Chromatic dispersion estimation methods using polynomial fitting in PDM-QPSK or other multilevel-format coherent optical systems

Abstract

We propose a polynomial fitting algorithm based method for non-data-aided chromatic dispersion (CD) estimation in single carrier (SC) coherent optical systems with arbitrary modulation formats, and compare it with our previously proposed CD estimation method which is also based on the polynomial fitting algorithm but requires special modulation formats thus is a data-aided CD estimation method for systems with PDM-QPSK or other multilevel modulation formats. For the data-aided CD estimation method, an extra chirp-free OOK signal is transmitted.
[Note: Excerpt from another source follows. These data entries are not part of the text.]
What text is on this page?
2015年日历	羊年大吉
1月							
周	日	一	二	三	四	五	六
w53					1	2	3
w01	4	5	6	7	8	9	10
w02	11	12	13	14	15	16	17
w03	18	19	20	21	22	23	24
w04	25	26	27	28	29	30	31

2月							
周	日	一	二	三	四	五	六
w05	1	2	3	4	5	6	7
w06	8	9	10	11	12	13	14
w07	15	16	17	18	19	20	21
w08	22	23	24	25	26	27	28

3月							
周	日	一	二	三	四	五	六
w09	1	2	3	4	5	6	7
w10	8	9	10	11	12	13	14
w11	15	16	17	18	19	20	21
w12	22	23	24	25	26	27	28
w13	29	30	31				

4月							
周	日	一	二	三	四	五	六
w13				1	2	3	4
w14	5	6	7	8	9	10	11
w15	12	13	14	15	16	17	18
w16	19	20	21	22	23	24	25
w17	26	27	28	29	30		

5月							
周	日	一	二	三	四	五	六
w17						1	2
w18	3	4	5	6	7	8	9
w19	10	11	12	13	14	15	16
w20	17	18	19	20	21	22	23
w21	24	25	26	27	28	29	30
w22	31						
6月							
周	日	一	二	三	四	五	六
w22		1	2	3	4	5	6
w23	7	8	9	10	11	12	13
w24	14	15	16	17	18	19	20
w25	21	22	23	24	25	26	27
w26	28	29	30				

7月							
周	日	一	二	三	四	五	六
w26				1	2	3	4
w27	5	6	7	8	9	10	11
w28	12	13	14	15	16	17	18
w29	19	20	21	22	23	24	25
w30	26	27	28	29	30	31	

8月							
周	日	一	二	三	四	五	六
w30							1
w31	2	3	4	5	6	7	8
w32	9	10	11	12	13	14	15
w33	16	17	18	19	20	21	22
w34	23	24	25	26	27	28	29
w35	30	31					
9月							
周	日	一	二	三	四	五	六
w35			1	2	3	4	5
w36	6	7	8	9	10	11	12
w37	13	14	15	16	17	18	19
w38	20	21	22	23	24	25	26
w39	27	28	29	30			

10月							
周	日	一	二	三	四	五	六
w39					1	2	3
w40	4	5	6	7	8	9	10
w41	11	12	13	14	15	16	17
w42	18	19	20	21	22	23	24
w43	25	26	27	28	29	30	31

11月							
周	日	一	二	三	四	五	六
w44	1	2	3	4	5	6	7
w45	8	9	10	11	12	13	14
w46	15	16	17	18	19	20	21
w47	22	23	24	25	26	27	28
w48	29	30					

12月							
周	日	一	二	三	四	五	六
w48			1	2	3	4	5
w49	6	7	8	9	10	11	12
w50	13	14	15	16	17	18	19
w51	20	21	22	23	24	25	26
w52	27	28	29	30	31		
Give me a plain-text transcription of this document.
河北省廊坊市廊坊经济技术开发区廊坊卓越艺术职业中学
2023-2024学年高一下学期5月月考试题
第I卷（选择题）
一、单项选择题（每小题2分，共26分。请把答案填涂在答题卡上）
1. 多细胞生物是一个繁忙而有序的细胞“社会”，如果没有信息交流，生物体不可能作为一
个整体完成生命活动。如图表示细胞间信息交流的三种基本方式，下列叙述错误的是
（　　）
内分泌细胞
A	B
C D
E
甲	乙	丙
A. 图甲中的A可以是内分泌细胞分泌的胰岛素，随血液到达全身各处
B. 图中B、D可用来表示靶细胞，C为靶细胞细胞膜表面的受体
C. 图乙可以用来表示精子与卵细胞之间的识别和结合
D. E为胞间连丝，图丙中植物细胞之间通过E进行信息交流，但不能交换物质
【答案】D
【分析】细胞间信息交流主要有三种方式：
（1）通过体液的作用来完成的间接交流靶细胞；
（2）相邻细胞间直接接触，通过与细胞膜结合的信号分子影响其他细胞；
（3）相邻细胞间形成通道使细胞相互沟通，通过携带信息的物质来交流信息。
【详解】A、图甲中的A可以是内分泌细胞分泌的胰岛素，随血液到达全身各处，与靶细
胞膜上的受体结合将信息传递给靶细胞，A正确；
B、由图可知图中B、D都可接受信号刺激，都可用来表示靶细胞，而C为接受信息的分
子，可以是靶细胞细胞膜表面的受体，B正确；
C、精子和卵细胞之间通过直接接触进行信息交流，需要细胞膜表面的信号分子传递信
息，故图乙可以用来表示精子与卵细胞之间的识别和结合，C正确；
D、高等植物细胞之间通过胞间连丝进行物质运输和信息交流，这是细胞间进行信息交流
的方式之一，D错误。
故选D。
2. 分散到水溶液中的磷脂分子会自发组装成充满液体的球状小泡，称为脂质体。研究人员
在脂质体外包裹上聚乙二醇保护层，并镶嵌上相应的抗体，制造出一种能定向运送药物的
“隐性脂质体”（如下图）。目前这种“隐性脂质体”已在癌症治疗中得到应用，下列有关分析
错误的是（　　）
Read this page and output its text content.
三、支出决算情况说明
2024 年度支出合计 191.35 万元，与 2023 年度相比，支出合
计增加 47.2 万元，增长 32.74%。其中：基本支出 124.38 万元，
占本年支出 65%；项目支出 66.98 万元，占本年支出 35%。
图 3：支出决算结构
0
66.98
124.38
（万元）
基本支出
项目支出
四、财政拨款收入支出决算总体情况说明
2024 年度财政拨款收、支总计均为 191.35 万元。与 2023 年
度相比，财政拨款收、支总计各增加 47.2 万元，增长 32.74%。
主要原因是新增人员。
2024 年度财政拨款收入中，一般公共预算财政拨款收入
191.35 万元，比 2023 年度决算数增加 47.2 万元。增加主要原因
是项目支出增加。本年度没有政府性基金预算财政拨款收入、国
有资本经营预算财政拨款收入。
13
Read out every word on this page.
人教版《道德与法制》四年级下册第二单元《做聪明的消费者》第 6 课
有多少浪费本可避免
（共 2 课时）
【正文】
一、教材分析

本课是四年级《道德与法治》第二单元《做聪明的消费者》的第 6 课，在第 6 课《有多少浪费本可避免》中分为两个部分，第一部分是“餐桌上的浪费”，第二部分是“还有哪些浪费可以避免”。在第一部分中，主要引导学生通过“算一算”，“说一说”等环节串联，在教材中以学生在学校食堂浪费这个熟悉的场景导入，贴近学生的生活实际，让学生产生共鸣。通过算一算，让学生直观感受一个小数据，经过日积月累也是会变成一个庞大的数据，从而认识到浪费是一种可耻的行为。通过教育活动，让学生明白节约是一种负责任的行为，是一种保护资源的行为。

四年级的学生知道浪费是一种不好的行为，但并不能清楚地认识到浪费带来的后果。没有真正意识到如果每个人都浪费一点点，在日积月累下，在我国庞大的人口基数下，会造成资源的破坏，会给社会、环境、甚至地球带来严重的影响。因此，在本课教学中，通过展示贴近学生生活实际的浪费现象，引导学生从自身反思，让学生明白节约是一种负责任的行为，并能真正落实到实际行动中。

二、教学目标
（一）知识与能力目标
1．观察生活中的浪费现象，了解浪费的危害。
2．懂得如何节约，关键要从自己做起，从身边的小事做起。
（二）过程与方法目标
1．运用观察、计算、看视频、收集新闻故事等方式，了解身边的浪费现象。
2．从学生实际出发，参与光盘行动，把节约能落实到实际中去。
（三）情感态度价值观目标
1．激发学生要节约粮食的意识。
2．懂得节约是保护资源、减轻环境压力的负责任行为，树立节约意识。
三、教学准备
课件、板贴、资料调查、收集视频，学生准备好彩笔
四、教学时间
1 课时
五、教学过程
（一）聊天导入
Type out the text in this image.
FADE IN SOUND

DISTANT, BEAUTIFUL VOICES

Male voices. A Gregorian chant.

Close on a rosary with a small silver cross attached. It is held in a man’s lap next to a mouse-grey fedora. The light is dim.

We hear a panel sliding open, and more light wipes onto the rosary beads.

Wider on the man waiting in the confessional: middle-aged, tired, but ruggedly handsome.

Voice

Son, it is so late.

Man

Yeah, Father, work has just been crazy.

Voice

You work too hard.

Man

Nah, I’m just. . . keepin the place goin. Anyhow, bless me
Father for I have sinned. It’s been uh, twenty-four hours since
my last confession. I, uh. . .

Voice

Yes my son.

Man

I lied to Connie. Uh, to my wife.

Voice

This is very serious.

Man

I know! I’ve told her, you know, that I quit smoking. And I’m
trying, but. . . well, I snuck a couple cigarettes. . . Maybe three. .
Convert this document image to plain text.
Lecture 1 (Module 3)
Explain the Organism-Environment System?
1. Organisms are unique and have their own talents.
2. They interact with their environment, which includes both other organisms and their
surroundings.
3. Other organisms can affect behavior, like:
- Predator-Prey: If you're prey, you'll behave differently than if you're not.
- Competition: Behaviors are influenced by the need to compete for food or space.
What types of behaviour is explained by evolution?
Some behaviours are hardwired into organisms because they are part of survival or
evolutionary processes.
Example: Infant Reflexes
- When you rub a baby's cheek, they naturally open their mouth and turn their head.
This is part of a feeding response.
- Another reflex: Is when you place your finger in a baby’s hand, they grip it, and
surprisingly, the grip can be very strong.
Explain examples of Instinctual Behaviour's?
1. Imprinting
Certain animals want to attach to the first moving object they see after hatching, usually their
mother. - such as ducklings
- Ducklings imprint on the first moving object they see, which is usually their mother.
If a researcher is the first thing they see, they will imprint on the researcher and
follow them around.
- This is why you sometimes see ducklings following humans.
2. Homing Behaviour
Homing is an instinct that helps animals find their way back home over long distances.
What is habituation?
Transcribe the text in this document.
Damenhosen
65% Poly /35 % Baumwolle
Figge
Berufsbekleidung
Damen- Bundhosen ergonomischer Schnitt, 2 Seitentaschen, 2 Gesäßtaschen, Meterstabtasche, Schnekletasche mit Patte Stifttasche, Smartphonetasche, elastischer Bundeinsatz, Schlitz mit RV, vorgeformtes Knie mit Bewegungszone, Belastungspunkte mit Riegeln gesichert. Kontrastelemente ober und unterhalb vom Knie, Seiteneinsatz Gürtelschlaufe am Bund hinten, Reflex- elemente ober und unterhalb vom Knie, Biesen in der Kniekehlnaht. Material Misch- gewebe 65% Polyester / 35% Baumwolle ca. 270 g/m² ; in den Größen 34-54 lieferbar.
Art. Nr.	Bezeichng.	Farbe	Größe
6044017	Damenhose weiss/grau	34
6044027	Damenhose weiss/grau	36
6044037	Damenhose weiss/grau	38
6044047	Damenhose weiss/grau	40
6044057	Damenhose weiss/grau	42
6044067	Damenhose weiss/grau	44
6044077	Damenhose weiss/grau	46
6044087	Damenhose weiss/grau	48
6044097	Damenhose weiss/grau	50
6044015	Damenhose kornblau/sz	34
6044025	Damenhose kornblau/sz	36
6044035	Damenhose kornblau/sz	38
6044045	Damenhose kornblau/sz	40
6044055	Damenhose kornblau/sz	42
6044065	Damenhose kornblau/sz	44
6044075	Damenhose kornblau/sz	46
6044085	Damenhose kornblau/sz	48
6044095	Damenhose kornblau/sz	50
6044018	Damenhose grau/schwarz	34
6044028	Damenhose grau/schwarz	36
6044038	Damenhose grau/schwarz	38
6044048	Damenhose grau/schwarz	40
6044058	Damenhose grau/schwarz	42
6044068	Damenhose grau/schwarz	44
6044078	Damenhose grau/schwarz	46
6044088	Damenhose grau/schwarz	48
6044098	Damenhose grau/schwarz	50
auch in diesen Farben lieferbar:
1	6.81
The curve of the average phase at the frequency±f as a function of the frequency f is measured at the coherent receiver. The accumulated CD is then estimated with a polynomial fitting algorithm. In the simulation of a 50Gbaud 50%-RZ OOK system through 12.5×80km standard single mode fiber (SSMF), the estimation errors are within±50ps/nm in 20 tests when the launch power is from −5dBm to −1dBm. Non-data-aided CD estimation for arbitrary modulation formats is achieved by measuring the differential phase between frequency f±fs/2 (fs is the symbol rate) in digital coherent receivers. The estimation errors are within±200ps/nm, in a 50Gbaud PDM-QPSK system through 10×80km SSMF with the launch power from −3dBm to −1dBm. The estimation accuracy can be potentially improved by averaging multiple results. The data-aided CD estimation method has an inherently bigger estimation range than that of the newly proposed non-data-aided method, while the newly proposed non-data-aided method can tolerate a much larger frequency offset between the transmitter and the local oscillator. These methods are promising for future optical fiber networks with dynamic optical routing and coherent detection.